X-ray photoelectron and Auger electron spectroscopy of air-oxidized pyrrhotite: Distribution of oxidized species with depth

Abstract Angle resolved X-ray photoelectron spectroscopy (ARXPS) of air-oxidized pyrrhotite (Fe 7 S 8 ) surfaces reveals two distinctive compositional zones. The outer most zone is composed of iron oxyhydroxide, whereas the underlying zone is sulphur-rich and depleted of Fe relative to bulk pyrrhotite. Underlying this sulphur-rich zone is bulk pyrrhotite. Auger compositional depth profiles confirm that the outer most iron-oxyhydroxide layer is approximately 5 A thick. A sharp interface separates this layer from the underlying sulphur-rich layer (approx. 30 A thick), in which the Fe:S ratio approaches 1:2 and contains minor iron thiosulphate and iron sulphate. ARXPS and Auger data provide insight into the mechanism of incipient pyrrhotite oxidation. Monosulphide of the sulphur-rich underlayer is oxidized to disulphide and polysulphides primarily. The likely reduction reaction is conversion of molecular oxygen to oxide at the mineral surface.

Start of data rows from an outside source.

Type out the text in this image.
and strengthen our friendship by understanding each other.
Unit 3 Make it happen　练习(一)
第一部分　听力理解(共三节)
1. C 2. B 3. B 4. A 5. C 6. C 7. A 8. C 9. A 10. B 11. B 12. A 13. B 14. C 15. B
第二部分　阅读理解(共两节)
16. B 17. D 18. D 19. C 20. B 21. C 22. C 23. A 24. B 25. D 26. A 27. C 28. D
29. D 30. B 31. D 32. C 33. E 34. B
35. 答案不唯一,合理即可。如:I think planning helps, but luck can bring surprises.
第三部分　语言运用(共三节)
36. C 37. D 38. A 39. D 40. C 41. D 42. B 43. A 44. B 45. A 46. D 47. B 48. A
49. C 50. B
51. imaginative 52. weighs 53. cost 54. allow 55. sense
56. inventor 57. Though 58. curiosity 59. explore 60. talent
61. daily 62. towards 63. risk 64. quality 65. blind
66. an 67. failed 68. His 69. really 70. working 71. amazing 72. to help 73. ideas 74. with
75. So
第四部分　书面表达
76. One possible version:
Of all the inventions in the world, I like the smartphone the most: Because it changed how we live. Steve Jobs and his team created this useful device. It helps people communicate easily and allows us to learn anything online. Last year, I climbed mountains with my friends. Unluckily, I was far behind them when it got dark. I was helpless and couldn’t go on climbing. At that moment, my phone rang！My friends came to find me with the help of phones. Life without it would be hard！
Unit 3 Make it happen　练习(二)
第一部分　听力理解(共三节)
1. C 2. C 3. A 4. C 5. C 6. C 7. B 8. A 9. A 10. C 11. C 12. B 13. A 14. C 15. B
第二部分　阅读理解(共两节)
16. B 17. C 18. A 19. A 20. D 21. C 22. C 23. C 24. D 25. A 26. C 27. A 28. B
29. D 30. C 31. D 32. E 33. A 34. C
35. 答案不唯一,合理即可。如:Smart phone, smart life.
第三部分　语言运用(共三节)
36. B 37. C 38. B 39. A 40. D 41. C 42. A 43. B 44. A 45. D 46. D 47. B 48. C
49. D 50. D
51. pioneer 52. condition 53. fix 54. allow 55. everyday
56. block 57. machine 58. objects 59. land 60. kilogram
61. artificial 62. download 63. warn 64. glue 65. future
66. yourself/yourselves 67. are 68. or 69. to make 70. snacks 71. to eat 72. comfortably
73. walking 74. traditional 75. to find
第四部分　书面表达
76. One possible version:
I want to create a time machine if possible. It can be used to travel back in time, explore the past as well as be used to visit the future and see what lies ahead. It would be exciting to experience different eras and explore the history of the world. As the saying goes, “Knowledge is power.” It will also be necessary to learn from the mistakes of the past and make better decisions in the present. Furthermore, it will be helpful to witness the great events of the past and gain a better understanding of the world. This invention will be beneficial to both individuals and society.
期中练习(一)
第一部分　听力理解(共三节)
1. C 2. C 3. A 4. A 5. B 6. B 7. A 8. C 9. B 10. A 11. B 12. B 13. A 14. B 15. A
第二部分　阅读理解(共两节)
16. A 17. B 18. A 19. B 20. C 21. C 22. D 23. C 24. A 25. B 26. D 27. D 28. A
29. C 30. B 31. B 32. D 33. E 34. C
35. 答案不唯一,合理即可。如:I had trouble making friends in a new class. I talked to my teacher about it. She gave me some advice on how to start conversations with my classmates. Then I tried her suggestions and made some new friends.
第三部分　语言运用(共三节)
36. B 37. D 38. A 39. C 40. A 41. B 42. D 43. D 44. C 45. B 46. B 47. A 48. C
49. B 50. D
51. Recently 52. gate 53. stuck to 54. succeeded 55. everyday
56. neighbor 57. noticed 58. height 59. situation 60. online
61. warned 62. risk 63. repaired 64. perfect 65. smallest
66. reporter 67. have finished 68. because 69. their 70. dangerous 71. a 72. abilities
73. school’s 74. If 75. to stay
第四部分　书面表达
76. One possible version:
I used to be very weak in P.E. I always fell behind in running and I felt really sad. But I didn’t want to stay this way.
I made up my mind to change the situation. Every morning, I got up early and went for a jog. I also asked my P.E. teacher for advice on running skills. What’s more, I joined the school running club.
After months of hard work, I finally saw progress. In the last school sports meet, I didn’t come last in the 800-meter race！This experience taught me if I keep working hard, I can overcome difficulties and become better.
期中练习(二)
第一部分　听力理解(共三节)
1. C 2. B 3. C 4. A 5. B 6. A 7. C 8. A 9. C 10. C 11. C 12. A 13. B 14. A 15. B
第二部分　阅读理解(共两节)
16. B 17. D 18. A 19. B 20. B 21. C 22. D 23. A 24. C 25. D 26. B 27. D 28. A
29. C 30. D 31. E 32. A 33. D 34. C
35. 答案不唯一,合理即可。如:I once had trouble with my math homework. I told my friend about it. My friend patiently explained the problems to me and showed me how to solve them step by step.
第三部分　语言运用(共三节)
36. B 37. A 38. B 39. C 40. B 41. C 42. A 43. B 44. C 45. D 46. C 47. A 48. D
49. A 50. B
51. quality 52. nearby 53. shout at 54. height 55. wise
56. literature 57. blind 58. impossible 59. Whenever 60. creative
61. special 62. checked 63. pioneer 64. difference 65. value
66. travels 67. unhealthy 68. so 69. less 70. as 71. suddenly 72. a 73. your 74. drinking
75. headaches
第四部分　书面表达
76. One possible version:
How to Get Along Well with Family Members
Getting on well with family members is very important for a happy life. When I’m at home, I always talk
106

Iron diffuses from the interior to the surface where it combines with oxide oxygen, hydroxide, and water to form ferric oxyhydroxides. Although Fe diffuses from the interior to the surface, sulphur species do not migrate appreciably from the subsurface giving rise to the sulphur-rich zone. There is no evidence that oxygen diffuses from the oxyhydroxide layer.into the sulphur-rich layer during the initial stages of oxidation. The angle resolved S 2 p XPS spectrum demonstrates clearly that the disulphide signal is derived from the sulphur-rich zone beneath the oxyhydroxide layer. X-ray diffraction studies of pyrrhotite conversion to marcasite have shown that removal of Fe atoms from the pyrrhotite structure produces marcasite (compositionally and structurally) on a macroscopic scale. The same conversion probably occurs in the sulphur-rich zone of pyrrhotite, where diffusion of Fe to the oxidized surface results in formation of marcasite-like composition and structure in the sulphur-rich layer of oxidized pyrrhotite.